Last week, the Federal Trade Commission and the California attorney general filed suit in federal court [over the Solvay deal related to AndroGel], calling the deal illegal and anti-competitive. They said the companies had chosen to "collude rather than compete." The commission also noted that Solvay's "pay for delay" deal is far from unusual. Nearly half of all agreements between generics and brand-name manufacturers in 2006 and 2007 included payments in return for staying out of the market.
The FTC insists that such payments are illegal, but the law is not yet settled. The FTC has twice sought to persuade the Supreme Court to consider cases challenging pay-for-delay agreements, but both cases were turned away.

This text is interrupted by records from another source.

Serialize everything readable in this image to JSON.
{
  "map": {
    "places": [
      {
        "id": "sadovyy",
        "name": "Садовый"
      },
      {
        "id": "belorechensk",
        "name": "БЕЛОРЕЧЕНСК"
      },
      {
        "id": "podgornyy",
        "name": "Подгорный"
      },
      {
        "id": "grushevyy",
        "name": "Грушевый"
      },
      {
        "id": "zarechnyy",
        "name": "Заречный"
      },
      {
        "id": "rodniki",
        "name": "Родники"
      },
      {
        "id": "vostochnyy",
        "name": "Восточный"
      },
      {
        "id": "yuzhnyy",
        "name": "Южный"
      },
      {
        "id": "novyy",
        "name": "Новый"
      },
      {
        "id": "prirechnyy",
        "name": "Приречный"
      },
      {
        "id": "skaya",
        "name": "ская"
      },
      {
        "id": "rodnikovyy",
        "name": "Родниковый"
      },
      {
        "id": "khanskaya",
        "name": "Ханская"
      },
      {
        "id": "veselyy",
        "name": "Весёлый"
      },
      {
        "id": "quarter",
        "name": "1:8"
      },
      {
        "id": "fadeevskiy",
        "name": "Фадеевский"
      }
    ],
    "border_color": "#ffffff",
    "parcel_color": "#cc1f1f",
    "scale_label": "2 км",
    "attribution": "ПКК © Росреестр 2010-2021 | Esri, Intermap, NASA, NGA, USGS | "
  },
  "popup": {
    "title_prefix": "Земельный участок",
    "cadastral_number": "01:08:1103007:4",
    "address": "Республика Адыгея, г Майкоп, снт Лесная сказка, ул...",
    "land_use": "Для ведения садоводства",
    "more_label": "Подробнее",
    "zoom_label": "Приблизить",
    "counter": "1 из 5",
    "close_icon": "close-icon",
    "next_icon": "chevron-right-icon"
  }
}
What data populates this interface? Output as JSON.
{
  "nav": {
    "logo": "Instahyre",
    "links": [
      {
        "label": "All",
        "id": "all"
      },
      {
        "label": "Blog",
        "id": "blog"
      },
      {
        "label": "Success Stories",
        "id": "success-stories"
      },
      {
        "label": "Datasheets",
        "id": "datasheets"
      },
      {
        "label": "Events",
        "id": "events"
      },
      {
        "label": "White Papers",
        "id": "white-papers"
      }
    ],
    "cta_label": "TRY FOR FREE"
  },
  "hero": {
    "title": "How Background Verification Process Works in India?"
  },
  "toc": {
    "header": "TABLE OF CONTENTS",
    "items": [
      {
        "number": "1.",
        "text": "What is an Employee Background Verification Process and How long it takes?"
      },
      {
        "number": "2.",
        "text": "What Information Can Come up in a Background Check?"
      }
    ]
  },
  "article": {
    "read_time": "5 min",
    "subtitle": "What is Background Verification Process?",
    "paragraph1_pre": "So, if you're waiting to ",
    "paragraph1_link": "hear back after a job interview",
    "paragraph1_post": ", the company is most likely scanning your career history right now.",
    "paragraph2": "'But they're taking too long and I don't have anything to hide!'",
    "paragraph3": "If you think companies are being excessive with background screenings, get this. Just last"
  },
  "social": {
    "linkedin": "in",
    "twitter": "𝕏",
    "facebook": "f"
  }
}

We agree with the commission that such deals are anti-competitive and bad for consumers. Sure, companies such as Solvay deserve patent protection (although Solvay long ago recouped its research-and-development costs). But society also has a strong interest in making sure that generic drugs become available as soon as legally appropriate. These competing interests must be weighed fairly and carefully, and a process is in place to do so under the Hatch-Waxman Act of 1984. At this point, there's little to be gained, at least for consumers, from backroom deals made by interested corporate parties.
However, one notes when it comes to hoodwinking California taxpayers, the LATimes and others are gung-ho on patent royalties.